Is anti-capitalist youth work next?

[ I posted this piece a few hours ago on the In Defence of Youth Work web site. It felt worthwhile to repost here. It’s rushed and the dilemmas deserve more attention but for the moment my sinuses are exploding on account of a Saharan dust storm.]

The Guardian reports that the government has ordered schools in England not to use resources from organisations which have expressed a desire to end capitalism.

Department for Education (DfE) guidance issued on Thursday for school leaders and teachers involved in setting the relationship, sex and health curriculum categorised anti-capitalism as an “extreme political stance” and equated it with opposition to freedom of speech, antisemitism and endorsement of illegal activity.

Put aside for a moment the issue of the impact of this fait accompli upon youth workers in schools I wonder where this leaves an open-ended youth work practice, which seeks to encourage a critical dialogue as to the roots and contemporary manifestations of oppression and exploitation?

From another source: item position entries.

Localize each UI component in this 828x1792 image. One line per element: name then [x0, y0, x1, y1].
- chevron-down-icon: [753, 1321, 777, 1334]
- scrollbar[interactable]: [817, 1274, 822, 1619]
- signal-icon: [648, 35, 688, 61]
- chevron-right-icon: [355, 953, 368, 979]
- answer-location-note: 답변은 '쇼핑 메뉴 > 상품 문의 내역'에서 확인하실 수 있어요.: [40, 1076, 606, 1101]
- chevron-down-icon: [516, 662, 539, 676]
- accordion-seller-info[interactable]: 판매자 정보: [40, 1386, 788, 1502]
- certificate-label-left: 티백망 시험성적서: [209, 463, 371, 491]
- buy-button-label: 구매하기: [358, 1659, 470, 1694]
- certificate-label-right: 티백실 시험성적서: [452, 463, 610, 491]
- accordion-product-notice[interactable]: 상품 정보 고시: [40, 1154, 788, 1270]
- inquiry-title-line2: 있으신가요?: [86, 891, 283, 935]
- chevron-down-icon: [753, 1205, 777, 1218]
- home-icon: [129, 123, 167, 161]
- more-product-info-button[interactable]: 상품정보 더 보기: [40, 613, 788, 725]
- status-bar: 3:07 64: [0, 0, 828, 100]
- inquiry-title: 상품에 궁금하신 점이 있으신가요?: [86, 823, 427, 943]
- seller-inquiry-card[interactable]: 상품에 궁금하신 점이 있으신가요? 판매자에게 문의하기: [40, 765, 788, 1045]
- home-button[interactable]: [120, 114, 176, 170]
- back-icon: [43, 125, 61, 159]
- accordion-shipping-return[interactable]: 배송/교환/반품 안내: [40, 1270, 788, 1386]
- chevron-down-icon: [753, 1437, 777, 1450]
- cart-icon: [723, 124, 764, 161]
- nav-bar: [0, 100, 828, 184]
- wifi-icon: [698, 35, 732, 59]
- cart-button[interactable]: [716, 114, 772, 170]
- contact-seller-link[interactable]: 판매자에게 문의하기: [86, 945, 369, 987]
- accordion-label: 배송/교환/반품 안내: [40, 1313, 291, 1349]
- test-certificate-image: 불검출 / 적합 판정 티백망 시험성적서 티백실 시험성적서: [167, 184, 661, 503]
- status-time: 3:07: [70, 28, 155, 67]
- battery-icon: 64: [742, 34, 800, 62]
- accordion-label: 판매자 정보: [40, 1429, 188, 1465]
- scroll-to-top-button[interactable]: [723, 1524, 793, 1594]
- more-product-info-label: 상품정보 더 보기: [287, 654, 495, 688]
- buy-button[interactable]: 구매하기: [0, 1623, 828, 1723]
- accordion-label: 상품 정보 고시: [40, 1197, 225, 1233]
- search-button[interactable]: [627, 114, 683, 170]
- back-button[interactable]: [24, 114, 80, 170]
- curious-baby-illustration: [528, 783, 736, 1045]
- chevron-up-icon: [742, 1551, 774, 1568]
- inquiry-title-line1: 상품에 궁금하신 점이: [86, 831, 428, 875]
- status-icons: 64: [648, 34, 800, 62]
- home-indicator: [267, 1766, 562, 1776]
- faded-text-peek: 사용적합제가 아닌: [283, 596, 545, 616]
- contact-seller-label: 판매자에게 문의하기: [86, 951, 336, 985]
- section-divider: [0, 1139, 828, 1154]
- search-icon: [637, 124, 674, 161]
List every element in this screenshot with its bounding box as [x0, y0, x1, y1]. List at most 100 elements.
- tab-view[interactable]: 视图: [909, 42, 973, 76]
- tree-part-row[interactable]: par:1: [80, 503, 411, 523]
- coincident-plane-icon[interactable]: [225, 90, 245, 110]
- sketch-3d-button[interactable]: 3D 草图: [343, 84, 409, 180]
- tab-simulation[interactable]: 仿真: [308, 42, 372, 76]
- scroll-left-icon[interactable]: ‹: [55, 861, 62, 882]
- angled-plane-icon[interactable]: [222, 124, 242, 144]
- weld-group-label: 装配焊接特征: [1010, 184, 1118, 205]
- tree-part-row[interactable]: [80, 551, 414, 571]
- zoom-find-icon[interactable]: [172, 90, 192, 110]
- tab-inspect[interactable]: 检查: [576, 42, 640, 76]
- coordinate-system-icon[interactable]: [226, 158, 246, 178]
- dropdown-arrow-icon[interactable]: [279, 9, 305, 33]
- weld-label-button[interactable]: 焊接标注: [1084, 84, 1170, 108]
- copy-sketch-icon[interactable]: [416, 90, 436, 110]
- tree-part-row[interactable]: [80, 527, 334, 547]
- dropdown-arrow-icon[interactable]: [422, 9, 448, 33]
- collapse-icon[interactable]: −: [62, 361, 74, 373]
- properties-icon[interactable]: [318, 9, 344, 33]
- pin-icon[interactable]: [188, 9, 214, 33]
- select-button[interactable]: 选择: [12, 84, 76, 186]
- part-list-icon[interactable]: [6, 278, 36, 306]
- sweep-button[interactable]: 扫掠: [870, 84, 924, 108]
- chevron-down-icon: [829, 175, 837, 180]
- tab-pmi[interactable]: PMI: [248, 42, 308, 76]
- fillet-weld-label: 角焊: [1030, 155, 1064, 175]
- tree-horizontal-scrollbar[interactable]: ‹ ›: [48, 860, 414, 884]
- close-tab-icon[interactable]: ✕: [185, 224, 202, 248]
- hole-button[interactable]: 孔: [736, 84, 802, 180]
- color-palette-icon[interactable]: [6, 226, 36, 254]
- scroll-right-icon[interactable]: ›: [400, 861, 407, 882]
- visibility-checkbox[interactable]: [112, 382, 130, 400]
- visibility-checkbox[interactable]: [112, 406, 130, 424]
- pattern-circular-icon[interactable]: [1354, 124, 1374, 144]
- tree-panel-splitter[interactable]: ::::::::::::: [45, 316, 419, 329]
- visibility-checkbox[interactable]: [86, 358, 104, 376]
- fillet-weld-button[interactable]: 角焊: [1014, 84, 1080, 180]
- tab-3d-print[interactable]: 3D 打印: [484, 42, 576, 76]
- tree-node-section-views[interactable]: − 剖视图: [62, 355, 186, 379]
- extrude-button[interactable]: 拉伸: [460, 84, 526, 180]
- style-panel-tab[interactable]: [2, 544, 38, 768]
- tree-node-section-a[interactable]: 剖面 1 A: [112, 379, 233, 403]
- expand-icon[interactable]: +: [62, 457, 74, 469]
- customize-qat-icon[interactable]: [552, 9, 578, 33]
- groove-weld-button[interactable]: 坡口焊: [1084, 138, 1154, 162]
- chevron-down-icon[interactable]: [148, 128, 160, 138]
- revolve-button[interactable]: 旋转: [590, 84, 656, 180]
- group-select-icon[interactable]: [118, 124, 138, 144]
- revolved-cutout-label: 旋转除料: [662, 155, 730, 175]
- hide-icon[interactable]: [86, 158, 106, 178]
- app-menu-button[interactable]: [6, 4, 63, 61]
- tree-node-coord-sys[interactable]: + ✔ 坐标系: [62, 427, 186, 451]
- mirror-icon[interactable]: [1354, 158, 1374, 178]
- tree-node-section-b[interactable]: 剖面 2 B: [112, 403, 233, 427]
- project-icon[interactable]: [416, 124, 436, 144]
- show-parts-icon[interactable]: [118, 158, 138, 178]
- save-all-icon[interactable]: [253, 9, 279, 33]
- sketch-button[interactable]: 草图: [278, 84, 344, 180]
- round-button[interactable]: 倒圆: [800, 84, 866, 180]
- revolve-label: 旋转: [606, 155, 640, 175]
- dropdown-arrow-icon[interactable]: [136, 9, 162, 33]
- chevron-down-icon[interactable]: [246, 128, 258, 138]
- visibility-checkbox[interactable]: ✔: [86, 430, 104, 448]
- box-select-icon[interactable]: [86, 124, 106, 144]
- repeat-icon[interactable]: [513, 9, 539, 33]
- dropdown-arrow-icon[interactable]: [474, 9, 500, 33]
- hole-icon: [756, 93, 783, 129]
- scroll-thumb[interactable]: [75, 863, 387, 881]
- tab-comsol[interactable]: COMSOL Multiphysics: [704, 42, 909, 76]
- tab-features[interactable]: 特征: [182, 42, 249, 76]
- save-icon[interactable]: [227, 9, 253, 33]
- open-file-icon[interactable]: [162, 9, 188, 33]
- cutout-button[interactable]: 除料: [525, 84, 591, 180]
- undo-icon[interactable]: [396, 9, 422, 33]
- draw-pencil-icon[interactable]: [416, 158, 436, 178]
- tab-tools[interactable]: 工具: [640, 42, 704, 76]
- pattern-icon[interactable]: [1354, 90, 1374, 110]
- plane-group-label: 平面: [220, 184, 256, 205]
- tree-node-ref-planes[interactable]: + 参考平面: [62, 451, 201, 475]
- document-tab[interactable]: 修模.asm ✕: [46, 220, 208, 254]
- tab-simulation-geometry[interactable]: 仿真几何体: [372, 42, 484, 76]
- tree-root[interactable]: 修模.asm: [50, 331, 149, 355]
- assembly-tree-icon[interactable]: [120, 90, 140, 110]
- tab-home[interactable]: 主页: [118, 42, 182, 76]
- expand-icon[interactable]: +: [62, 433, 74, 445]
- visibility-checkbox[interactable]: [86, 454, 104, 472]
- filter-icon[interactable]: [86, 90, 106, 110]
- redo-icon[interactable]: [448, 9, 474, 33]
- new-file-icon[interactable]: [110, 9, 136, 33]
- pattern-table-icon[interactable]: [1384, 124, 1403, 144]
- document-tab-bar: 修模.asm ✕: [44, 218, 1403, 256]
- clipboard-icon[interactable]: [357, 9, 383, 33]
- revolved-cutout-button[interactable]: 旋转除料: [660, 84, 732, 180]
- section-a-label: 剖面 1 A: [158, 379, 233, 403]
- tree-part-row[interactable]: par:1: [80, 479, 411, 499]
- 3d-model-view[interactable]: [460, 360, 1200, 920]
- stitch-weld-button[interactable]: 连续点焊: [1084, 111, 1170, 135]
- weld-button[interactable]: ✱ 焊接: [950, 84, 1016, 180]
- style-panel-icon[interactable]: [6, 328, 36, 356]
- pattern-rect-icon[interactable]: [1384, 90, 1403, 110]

Where does it leave In Defence of Youth Work itself, which in its founding letter argues that Capitalism is revealed yet again as a system of crisis: ‘all that is solid melts into air’; which in its cornerstones argues the continuing necessity of recognising that young people are not a homogeneous group and that issues of class, gender, race, sexuality and disability remain central?

Indeed what are these self-appointed censors going to say about articles with titles such as ‘The Impact of Neoliberalism upon the character and purpose of English Youth Work and beyond’, written by members of the IDYW Steering Group for the SAGE Handbook of Youth Work Practice, which begins:

In this chapter we argue that the present state of English youth work exemplifies the corrosive influence exerted by neoliberal capitalism upon its character and purpose. In doing so we hope to contribute to a collective understanding of how youth workers might criticise and resist on a national and international level neoliberalism’s arrogant contention that there is no alternative.

and which closes:

Our starting point is not youth work per se. It is a radical educational praxis, often described as critical pedagogy, which does not belong to any particular profession or institution. At heart it is about the struggle for authentic democracy, about the continued questioning of received assumptions. It is obliged to oppose neoliberal capitalism. Educators committed to this radical praxis do so in a diversity of settings, under differing constraints and across the board.

Is it mere coincidence that in the same month the Tories invoke the threat of ‘extreme political stances’, the American President has launched a scathing assault on the liberal New York Times 1619 Project? It sets out its stall as follows:

Out of slavery — and the anti-black racism it required — grew nearly everything that has truly made America exceptional: its economic might, its industrial power, its electoral system, its diet and popular music, the inequities of its public health and education, its astonishing penchant for violence, its income inequality, the example it sets for the world as a land of freedom and equality, its slang, its legal system and the endemic racial fears and hatreds that continue to plague it to this day. The seeds of all that were planted long before our official birth date, in 1776, when the men known as our founders formally declared independence from Britain.

In an article by Michael Desmond, ‘Capitalism’, well worth reading, he asserts, in order to understand the brutality of American capitalism, you have to start on the plantation.

In response Trump rails against decades of Leftist indoctrination in schools, which have defiled the American Story.

I fear that we are not taking the insidious global slide to authoritarianism seriously enough. To be in conversation with young people about prejudice and injustice, sexism, racism and transphobia, precarious work and trade unions, the environment and climate change, anarchism, social democracy and socialism, all these talking points necessitate grappling with Capitalism’s past, present and future. Doing so is to play a part in the emergence of the critical young citizen, who will, whatever their political leanings, resist being told what they have to think.